Dopo il Concilio Vaticano II e la ricca riflessione che è culminata nella promulgazione dell’esortazione apostolica Pastores dabo vobis (1992) e dei numerosi documenti delle Conferenze Episcopali sulla formazione del Clero, il seminario ha assunto la caratterizzazione di un luogo fondamentale in cui si impara a coltivare la carità pastorale di Cristo, nello spirito di comunione e in dialogo con le sfide che oggi la società impone.
Una profonda verifica
Negli ultimi decenni, in coincidenza con la crisi generale delle istituzioni della società nel mondo occidentale, anche il seminario ha accusato il colpo, e molte case di formazione sono state costrette a chiudere i battenti per il progressivo calo delle vocazioni. Ultimamente, poi, la diffusione di notizie su abusi e scandali subiti dai candidati tra le mura dei seminari ha costretto questa istituzione ad una profonda verifica. Papa Benedetto XVI durante tutto il suo pontificato ha insistito sulla necessità di trasformare le case di formazione per i futuri sacerdoti in luoghi in cui si deve effettuare un profondo discernimento, affinché si preparino persone mature e stabili dal punto di vista affettivo, che giungano ad offrire garanzie di grande umanità e profonda spiritualità.

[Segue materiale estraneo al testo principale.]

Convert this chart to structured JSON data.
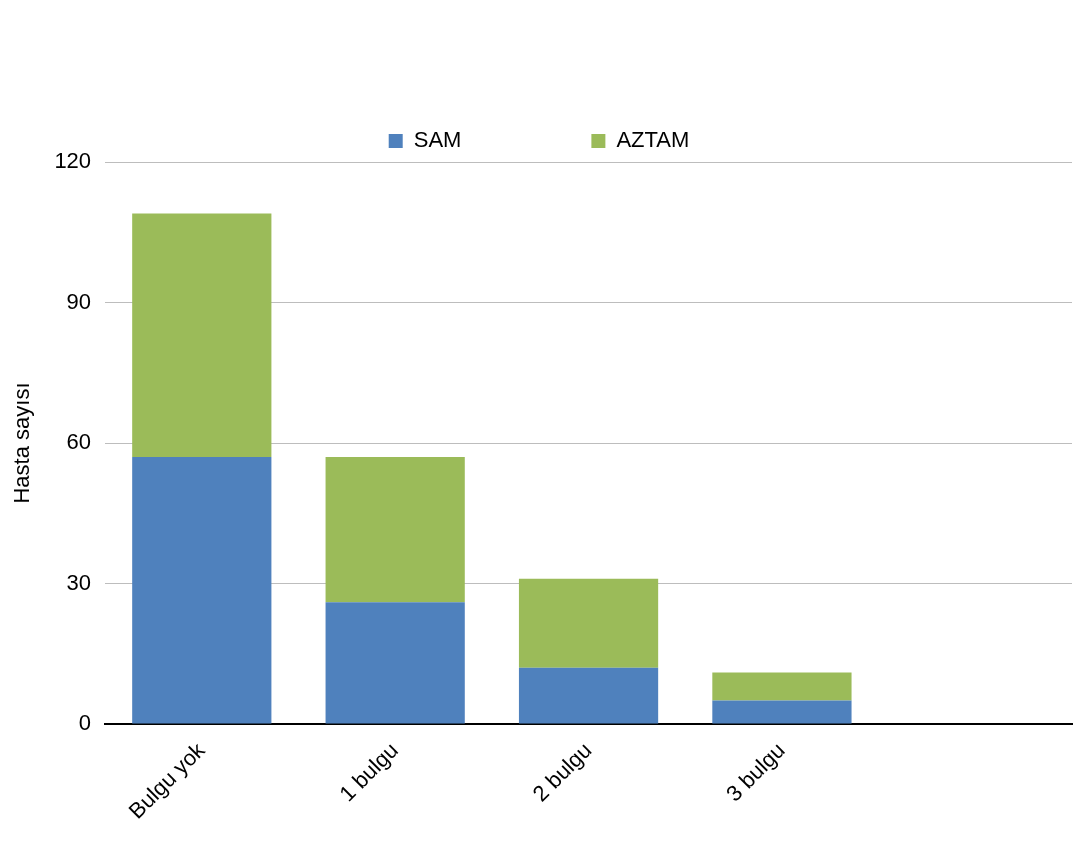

Ha ancora senso, allora, parlare di seminari, oggi? In un Occidente ripiegato su se stesso dalla generale deriva egoistica, in cui gesti generosi come dare la vita per Dio e per gli altri sono sempre più rari, si potrebbe correre il rischio di guardare il futuro secondo prospettive fortemente pessimiste. Eppure il Signore non si stanca di chiamare e perciò rimane più che mai urgente che le nuove vocazioni siano accompagnate in un percorso formativo sempre più serio.
Un profilo del prete prossimo venturo
Il sacerdote del nuovo millennio, usando un’ispirata suggestione di Karl Rahner, sarà “l’uomo dal cuore trafitto” o non sarà nulla. Il sacerdote, cioè, dovrà avere gli stessi sentimenti di Cristo, che ha amato i fratelli fino a versare l’ultima goccia del suo sangue per loro. Una persona matura, che proponga la fede in quest’ora così “magnifica e allo stesso tempo drammatica della storia” (Cfr. Christifideles laici, 3), libero dai condizionamenti esteriori e allo stesso tempo obbediente alla Chiesa, uomo di comunione che incarna la sollecitudine pastorale di Cristo per i più piccoli e indifesi. Un uomo di preghiera e di azione, capace di insegnare a pregare e di portare Dio al mondo con gioia e coraggio.
Il seminario serve ancora oggi più che mai. È chiaro che i formatori hanno una grande sfida davanti, ma oggi più che mai essi sono chiamati a formare testimoni credibili e a testimoniare loro stessi, in primo luogo ai candidati loro affidati, la gioia e la forza della chiamata di Dio. I seminari oggi si devono caratterizzare come veri e propri laboratori per la nuova evangelizzazione, diventando scuole di comunione e di radicalità evangelica, in cui si vive la gioia della donazione di sé e si cresce in armonia con il prossimo e il creato. Passi in questo senso si stanno facendo e c’è speranza per il futuro. Il Signore non abbandona mai il suo popolo.